I know that IMHO it should not have gone that way, but at the same time, it came about solely because of consent. This is another aspect of the discussion that will likely lead to more fussing and I am not going to bother trying to "cite" it, but if you give consent you can indeed revoke it. Since the op did not object it might be an interesting debate if the officer could have decided since he told them he had it and where it was, he gave consent for them to take possession of it as he never objected or revoked consent. A huge stretch.
Bottom line, the cop is going to win this argument 100% of the time. He took the gun for officer safety, sounds like he did not even really bother inspecting or unloading it let alone running the serial.
I think the overall lesson is simple, don't tell em squat, your not supposed to and had he followed that simple rule, none of it would have happened at all. When you do tell them anything, you are inviting harassment, both legal and questionable. The result of any complaint to the department will be moot and a "thank you sir we will be sure and follow right up on that" will be the only thing you hear before it is posted on the wall of shame in the hallway by the locker room.
You should have told that county brown you were making a citizens arrest for his violation of Fenton Ordinance "SECTION 205.245: WEAPONS -- CARRYING CONCEALED -- OTHER UNLAWFUL USE" and specifically subsection 6. "Openly carries a firearm or any other weapon readily capable of lethal use except in Hunting Heritage Protection Areas as defined in Section 252.243, RSMo.;"
They have still yet to fix the law in order to exempt law enforcement. If he had a gun on his hip, he was breaking the law.
Your quote "The op said he identified 'his self' as CCW..." Maybe before you bash someone as too lazy, you should take the time to learn English grammar. There has to be some special circumstance in this case since it violates established doctrine. Until I can read the whole thing, I consider it an out of the mainstream . As to you, don't throw stones in a glass house.
Last edited by Gunslinger; 09-12-2010 at 12:32 PM.
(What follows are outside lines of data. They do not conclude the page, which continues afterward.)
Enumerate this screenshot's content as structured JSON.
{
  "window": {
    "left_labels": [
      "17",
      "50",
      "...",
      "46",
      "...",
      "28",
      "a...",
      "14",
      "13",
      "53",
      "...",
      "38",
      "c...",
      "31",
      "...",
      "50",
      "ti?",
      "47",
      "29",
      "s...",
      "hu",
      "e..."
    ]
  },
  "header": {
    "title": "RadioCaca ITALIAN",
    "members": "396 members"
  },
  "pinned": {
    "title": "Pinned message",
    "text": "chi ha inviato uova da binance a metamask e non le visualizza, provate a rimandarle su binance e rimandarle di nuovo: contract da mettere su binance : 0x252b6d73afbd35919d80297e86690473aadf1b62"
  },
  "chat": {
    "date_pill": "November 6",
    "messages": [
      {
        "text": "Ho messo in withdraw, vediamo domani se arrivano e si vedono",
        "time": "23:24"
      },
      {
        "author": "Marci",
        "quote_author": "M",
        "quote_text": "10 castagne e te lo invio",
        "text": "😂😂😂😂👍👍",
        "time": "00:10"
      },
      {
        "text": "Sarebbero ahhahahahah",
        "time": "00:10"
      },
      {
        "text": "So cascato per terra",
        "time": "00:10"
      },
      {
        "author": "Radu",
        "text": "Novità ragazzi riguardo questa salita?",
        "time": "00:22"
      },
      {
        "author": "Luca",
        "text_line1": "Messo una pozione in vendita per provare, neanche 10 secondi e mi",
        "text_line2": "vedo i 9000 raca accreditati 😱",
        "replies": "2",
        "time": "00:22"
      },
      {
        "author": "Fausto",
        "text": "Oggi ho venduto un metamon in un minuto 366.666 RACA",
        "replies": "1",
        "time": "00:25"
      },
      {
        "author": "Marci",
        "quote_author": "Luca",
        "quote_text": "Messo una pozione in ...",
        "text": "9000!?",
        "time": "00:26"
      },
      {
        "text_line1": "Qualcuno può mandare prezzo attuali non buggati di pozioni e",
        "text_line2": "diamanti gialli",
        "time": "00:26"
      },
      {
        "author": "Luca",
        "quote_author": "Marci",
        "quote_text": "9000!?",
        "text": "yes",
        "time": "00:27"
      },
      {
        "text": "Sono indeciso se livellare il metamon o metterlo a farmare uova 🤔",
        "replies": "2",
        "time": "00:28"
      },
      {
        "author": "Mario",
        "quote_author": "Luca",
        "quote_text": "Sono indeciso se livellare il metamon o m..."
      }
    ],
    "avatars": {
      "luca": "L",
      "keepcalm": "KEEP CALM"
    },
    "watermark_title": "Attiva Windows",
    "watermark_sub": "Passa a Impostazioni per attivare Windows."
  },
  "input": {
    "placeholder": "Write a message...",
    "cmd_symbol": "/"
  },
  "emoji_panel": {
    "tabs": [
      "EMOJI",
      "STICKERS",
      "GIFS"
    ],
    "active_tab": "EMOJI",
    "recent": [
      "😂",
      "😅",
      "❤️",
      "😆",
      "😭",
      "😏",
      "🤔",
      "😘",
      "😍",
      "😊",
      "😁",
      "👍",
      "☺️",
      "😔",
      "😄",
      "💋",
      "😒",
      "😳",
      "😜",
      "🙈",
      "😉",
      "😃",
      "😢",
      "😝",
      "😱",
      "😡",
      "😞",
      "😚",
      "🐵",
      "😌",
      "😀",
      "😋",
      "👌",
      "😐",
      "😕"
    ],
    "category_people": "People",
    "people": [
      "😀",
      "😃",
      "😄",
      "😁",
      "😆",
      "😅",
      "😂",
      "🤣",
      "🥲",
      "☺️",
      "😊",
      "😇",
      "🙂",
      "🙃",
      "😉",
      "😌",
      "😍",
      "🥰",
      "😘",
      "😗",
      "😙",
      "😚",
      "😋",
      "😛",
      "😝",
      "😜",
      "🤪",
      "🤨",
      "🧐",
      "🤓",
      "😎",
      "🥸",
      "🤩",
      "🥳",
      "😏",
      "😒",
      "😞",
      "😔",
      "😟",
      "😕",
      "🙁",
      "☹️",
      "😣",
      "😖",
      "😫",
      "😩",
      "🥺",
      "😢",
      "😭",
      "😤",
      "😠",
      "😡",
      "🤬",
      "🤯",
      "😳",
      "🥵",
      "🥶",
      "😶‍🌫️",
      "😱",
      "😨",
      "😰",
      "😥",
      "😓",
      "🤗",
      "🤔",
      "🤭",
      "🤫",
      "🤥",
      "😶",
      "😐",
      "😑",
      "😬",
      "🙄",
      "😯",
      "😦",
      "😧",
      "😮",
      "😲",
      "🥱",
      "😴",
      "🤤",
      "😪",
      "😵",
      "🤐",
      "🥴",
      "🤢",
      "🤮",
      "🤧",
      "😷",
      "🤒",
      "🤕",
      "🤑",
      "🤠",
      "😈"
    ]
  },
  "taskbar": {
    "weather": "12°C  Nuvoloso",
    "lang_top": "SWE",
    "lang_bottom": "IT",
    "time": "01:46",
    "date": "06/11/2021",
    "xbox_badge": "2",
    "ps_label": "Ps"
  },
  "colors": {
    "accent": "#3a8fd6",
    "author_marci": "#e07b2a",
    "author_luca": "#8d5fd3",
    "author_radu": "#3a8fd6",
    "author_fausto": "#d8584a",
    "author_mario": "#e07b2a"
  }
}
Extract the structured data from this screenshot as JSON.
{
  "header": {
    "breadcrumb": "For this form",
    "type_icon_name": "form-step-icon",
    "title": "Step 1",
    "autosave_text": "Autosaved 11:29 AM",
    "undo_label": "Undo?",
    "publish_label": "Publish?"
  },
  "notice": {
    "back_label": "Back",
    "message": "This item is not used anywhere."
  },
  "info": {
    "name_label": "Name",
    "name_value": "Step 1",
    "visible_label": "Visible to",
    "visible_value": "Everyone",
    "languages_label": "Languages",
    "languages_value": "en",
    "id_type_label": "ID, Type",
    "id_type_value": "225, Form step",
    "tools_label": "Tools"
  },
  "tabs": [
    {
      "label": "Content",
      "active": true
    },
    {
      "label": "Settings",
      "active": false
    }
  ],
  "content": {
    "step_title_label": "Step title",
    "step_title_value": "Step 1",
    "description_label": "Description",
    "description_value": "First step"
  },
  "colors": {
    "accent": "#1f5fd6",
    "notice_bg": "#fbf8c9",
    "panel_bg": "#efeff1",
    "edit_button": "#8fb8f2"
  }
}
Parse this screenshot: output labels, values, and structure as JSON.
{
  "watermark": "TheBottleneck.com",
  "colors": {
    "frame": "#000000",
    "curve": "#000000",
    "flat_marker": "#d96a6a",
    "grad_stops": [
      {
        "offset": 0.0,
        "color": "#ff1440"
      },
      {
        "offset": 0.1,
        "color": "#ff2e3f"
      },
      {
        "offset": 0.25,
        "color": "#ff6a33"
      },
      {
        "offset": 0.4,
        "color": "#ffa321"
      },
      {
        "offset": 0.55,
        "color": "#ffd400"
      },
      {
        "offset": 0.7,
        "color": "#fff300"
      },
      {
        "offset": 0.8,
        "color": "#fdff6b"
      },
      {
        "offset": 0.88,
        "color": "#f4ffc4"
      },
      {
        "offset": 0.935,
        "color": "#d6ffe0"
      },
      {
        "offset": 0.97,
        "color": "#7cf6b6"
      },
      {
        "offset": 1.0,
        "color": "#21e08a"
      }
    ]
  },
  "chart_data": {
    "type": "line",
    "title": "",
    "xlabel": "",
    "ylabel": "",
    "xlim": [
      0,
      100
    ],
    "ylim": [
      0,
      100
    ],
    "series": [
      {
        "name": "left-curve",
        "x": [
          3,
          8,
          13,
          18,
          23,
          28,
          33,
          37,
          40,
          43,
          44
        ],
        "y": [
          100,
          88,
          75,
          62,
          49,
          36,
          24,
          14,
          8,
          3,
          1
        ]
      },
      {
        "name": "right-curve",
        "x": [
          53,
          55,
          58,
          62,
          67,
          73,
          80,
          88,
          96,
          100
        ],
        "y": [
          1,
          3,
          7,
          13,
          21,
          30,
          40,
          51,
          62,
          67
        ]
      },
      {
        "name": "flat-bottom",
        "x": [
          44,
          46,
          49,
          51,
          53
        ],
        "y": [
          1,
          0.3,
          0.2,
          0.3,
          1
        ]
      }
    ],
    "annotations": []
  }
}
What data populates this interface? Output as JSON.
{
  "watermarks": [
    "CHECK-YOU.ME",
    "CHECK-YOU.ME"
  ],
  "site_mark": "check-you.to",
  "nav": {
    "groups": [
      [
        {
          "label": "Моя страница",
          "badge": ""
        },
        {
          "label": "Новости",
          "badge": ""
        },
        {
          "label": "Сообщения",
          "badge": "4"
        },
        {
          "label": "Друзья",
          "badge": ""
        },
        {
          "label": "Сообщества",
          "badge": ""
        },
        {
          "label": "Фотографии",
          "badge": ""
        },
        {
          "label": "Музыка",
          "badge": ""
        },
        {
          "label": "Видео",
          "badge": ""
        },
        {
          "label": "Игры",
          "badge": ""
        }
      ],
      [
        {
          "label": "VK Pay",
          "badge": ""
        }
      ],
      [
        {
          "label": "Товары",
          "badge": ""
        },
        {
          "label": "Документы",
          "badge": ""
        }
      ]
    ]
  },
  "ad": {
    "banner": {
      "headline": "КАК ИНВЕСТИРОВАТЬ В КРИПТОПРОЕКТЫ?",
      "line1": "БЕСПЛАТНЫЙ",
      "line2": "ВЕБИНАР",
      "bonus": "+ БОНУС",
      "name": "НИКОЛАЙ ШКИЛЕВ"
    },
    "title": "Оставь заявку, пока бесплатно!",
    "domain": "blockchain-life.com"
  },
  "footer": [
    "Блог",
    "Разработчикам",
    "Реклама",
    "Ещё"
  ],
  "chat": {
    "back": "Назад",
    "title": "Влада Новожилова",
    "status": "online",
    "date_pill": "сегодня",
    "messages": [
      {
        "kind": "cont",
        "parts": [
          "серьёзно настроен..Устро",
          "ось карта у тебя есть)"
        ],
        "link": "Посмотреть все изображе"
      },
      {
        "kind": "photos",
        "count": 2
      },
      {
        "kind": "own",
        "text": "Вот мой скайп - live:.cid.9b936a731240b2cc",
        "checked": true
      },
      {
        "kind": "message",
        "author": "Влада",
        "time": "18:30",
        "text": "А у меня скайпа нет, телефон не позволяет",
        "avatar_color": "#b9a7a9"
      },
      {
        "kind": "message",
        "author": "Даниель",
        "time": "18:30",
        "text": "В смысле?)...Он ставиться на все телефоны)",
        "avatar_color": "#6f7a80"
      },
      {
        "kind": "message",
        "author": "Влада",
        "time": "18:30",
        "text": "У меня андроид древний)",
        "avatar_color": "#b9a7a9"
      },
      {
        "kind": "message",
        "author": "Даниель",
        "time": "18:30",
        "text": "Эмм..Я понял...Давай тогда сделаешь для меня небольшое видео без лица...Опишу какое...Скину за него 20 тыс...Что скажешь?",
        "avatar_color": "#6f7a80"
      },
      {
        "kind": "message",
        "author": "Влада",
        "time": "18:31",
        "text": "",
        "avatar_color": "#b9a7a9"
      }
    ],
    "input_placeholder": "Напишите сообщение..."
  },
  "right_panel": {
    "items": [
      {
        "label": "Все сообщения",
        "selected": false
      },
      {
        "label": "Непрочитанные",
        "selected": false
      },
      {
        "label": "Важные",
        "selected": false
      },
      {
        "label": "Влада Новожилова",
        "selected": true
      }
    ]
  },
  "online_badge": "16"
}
"In Ross, the defendant was stopped for running a red light. The only identification that the defendant could produce was a FOID card. Based upon the presentation of this card, the officer asked the defendant if there was a gun in the vehicle. The defendant said that there was, so the officers searched the vehicle and found a pistol in the backseat. The defendant moved to quash the arrest and suppress the evidence. The appellate court affirmed the trial court's denial of the defendant's motion, finding that the production of the FOID card as identification created an independent basis to continue and expand the initial Terry stop.
The court reasoned that the officer's safety during the stop justified the gun-related questioning and search. It was only reasonable for the officers to be concerned about the whereabouts of any weapons especially since a passenger, who was sitting inside the vehicle during the stop, would have access to whatever weapon was inside."
As I suspected, LMTD is full of it. This has nothing whatsoever to do with the OP, and clearly shows Terry--despite his attacking me for referencing it, as a defining citation. His "name" may be on a shingle of lawyers, but that doesn't mean dick as to his knowledge, such as it is. Good at personal attacks for no reason; sucks at grammar; and full of crap at citing cases. Ross violated the law in IL in this case and it had nothing to do with Silo's encounter. I rest mine.